Jednak prawdziwe pytanie brzmi: dlaczego w ogóle porównujemy się z innymi? Bo aktywne i urozmaicone życie seksualne jest tym, co wypada mieć. Jak właściwy zegarek i abonament na siłownię. Owszem, biologia sprawia, że mamy ochotę na seks. Ale to kultura decyduje o tym, jak go uprawiamy. „Seksowna” to obecnie jeden z najważniejszych przymiotników, jakich można użyć, opisując kobietę. Takie są aktorki, modelki, dziewczyny z kolorowych pism. W porównaniu z nimi żadna z nas nigdy nie czuje się wystarczająco seksowna. Zapominamy, że Photoshop na razie poprawia tylko zdjęcia, nie całą osobę.

Seks to pojęcie względne
Uważasz, że bycie dobrą w łóżku, otwartą na nowinki i przekraczanie granic jest twoim obowiązkiem jako wyzwolonej kobiety? Tyle że nie ma żadnej listy, z której można odhaczać kolejne punkty w drodze do zdobycia sprawności super-kochanki. Gdy dołożyć do tego nadmiar informacji, pochodzących zarówno z mediów (ostatnio w Radiu Tok FM usłyszałam, że Polacy zbyt rzadko uprawiają seks!), jak i z otoczenia, łatwo popaść w kompleksy. „Zastosowanie 30 pozycji i mnóstwa gadżetów nie oznacza, że jesteśmy genialne w łóżku”, przypomina seksuolog Ewa Krawczyńska. „Nie sztuką jest stanąć w łóżku na głowie. Sztuką jest dać odczuć partnerowi, że to on jest »elementem«, który nas najbardziej kręci. Że to dla niego i dzięki niemu jesteśmy superkochanką. Fajnie jest urozmaicać, ale trzeba wiedzieć, po co. Bo jeśli chodzi tylko o zaimponowanie komuś, to raczej nie będziemy zadowolone”, dodaje.

Poza tym pamiętajmy o skłonności mediów do koloryzowania. I niekoniecznie zakładajmy, że przyjaciele mówią tylko prawdę. Nigdy nie zdarzyło ci się upiększyć jakiejś opowieści? Mnie się zdarzyło. „Zakładanie, że wszystko, co mówią znajomi, jest fikcją, też jest błędne, ale może lepiej podzielić wszystko przez dwa?”, podpowiada seksuolog.

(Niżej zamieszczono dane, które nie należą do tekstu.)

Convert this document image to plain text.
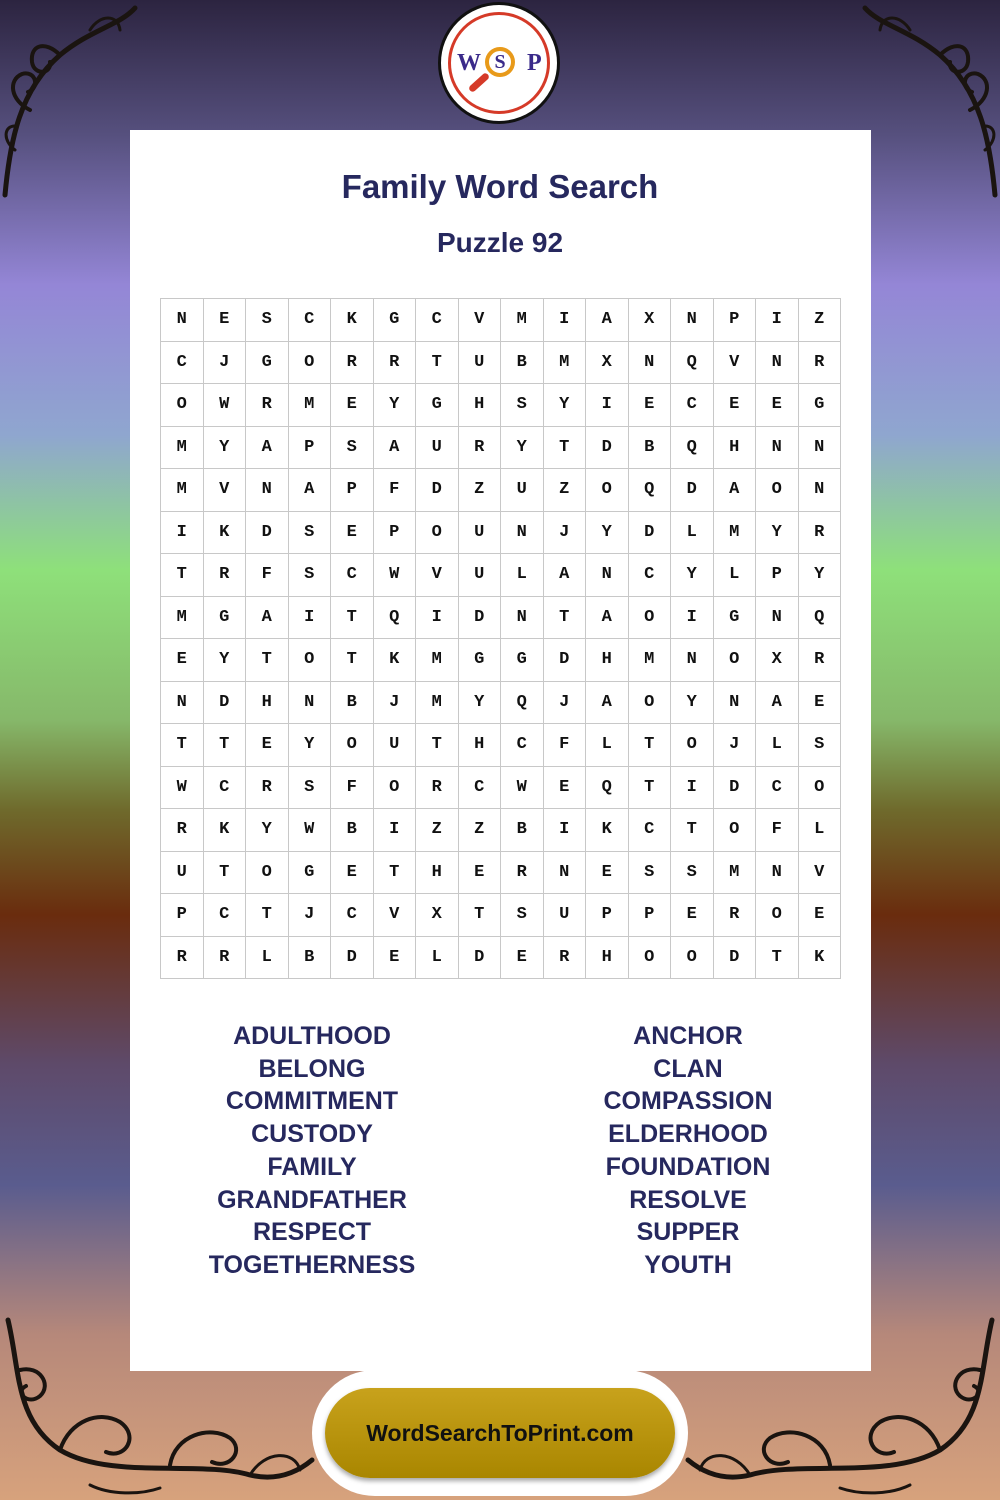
W S P
Family Word Search
Puzzle 92
N	E	S	C	K	G	C	V	M	I	A	X	N	P	I	Z
C	J	G	O	R	R	T	U	B	M	X	N	Q	V	N	R
O	W	R	M	E	Y	G	H	S	Y	I	E	C	E	E	G
M	Y	A	P	S	A	U	R	Y	T	D	B	Q	H	N	N
M	V	N	A	P	F	D	Z	U	Z	O	Q	D	A	O	N
I	K	D	S	E	P	O	U	N	J	Y	D	L	M	Y	R
T	R	F	S	C	W	V	U	L	A	N	C	Y	L	P	Y
M	G	A	I	T	Q	I	D	N	T	A	O	I	G	N	Q
E	Y	T	O	T	K	M	G	G	D	H	M	N	O	X	R
N	D	H	N	B	J	M	Y	Q	J	A	O	Y	N	A	E
T	T	E	Y	O	U	T	H	C	F	L	T	O	J	L	S
W	C	R	S	F	O	R	C	W	E	Q	T	I	D	C	O
R	K	Y	W	B	I	Z	Z	B	I	K	C	T	O	F	L
U	T	O	G	E	T	H	E	R	N	E	S	S	M	N	V
P	C	T	J	C	V	X	T	S	U	P	P	E	R	O	E
R	R	L	B	D	E	L	D	E	R	H	O	O	D	T	K
ADULTHOOD
BELONG
COMMITMENT
CUSTODY
FAMILY
GRANDFATHER
RESPECT
TOGETHERNESS
ANCHOR
CLAN
COMPASSION
ELDERHOOD
FOUNDATION
RESOLVE
SUPPER
YOUTH
WordSearchToPrint.com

Najlepszym sposobem na udany seks jest przywiązywanie uwagi do tego, co mówi partner, i tego, w jaki sposób powiedzieć mu o własnych potrzebach. Resztę można puszczać mimo uszu. A jak rozmawiać z ukochanym? Przede wszystkim mów o was, nie tylko o sobie. Najpierw powiedz mu, co lubisz w waszym seksie, dopiero potem przejdź do sugestii, czego chciałabyś spróbować. A może nie chcesz niczego zmieniać? Powiedz mu to! Będzie zachwycony.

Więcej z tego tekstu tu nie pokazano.